Key Capabilities & Features
- Multilingual Dialogue: Optimized for multilingual chat and agentic applications, including retrieval and summarization.
- Quantization Techniques: Features advanced quantization schemes like 4-bit groupwise for weights and 8-bit dynamic for activations, along with Quantization-Aware Training (QAT) with LoRA and SpinQuant, significantly reducing model size and improving inference speed on constrained environments like mobile devices.
- Performance: Demonstrates strong performance across various benchmarks, including MMLU, AGIEval, and ARC-Challenge, with instruction-tuned versions showing improved scores in general reasoning, math, and instruction following.
- Long Context: Supports a context length of up to 32768 tokens, enabling processing of extensive inputs.
Intended Use Cases
- Assistant-like Chatbots: Ideal for conversational AI applications requiring multilingual support.

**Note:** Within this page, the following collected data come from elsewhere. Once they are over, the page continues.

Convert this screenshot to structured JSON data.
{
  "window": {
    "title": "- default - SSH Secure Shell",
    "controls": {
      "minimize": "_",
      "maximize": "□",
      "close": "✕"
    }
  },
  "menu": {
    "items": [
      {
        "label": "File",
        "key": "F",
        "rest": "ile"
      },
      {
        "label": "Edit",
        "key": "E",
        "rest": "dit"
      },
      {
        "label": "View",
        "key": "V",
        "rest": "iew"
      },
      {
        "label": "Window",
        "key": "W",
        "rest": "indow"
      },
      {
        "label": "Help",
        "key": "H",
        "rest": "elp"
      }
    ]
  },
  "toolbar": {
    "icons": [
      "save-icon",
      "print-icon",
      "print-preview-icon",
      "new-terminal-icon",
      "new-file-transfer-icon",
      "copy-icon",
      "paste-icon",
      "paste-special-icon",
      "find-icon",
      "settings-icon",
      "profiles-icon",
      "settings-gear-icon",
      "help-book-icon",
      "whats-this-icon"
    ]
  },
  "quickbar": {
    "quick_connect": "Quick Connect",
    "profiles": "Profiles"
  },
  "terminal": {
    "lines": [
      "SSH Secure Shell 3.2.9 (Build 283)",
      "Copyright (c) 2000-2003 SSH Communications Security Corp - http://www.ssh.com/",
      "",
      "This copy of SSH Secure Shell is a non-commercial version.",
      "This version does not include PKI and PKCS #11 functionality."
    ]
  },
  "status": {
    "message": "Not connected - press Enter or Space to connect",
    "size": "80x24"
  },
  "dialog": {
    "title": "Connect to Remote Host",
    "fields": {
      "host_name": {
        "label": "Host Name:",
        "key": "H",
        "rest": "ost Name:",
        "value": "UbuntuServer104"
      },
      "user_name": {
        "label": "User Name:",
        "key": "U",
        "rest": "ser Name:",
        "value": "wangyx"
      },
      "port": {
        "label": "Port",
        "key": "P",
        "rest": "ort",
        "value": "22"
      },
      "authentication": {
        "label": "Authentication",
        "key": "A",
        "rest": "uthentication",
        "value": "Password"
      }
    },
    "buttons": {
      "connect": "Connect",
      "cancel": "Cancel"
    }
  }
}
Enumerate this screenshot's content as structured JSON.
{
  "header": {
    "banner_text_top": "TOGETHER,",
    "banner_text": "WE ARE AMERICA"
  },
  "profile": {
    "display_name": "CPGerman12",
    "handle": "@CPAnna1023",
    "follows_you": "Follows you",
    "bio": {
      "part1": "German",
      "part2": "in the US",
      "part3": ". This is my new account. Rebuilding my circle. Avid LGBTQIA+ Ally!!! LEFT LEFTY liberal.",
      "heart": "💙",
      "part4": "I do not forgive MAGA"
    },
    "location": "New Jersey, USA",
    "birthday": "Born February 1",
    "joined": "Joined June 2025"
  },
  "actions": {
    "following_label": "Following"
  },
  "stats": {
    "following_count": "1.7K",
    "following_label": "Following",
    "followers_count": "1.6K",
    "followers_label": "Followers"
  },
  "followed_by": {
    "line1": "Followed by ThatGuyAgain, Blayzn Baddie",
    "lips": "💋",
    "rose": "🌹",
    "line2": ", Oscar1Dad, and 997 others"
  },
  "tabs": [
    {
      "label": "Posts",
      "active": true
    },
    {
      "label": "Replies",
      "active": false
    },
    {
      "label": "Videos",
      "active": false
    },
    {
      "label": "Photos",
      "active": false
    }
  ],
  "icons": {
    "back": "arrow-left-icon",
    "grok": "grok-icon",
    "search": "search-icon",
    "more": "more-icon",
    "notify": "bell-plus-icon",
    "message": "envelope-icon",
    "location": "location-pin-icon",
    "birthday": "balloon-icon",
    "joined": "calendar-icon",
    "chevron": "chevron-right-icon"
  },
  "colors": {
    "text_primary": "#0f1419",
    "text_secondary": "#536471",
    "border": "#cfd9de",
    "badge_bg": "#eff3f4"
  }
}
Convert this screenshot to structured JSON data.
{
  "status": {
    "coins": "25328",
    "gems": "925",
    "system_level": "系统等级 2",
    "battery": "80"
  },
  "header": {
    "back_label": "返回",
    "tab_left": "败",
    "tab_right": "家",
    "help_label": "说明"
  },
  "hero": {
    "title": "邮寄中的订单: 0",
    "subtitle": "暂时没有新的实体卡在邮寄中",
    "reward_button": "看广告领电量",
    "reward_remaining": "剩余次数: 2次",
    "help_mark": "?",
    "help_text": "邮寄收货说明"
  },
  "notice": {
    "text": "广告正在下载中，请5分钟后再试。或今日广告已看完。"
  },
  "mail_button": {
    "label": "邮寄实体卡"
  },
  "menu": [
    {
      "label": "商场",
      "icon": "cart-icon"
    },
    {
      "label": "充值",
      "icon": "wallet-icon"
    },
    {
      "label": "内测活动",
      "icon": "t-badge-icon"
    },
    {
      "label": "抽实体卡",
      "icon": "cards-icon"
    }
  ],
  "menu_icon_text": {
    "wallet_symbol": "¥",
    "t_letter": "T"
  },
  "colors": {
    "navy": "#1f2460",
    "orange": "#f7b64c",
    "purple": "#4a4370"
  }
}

- Agentic Applications: Well-suited for tasks involving knowledge retrieval, summarization, and query/prompt rewriting.
- On-Device Deployment: Quantized versions are specifically designed for deployment in environments with limited compute resources, such as mobile AI-powered writing assistants.
Noteworthy Aspects
- Responsible AI: Meta emphasizes a three-pronged strategy for trust and safety, including developer enablement, protection against adversarial users, and community safeguards. The model is not designed for isolated deployment and requires system-level safeguards.
- Energy Efficiency: Training involved 916k GPU hours, with Meta achieving net-zero greenhouse gas emissions for training due to 100% renewable energy matching.
- License: Governed by the Llama 3.2 Community License, a custom commercial license.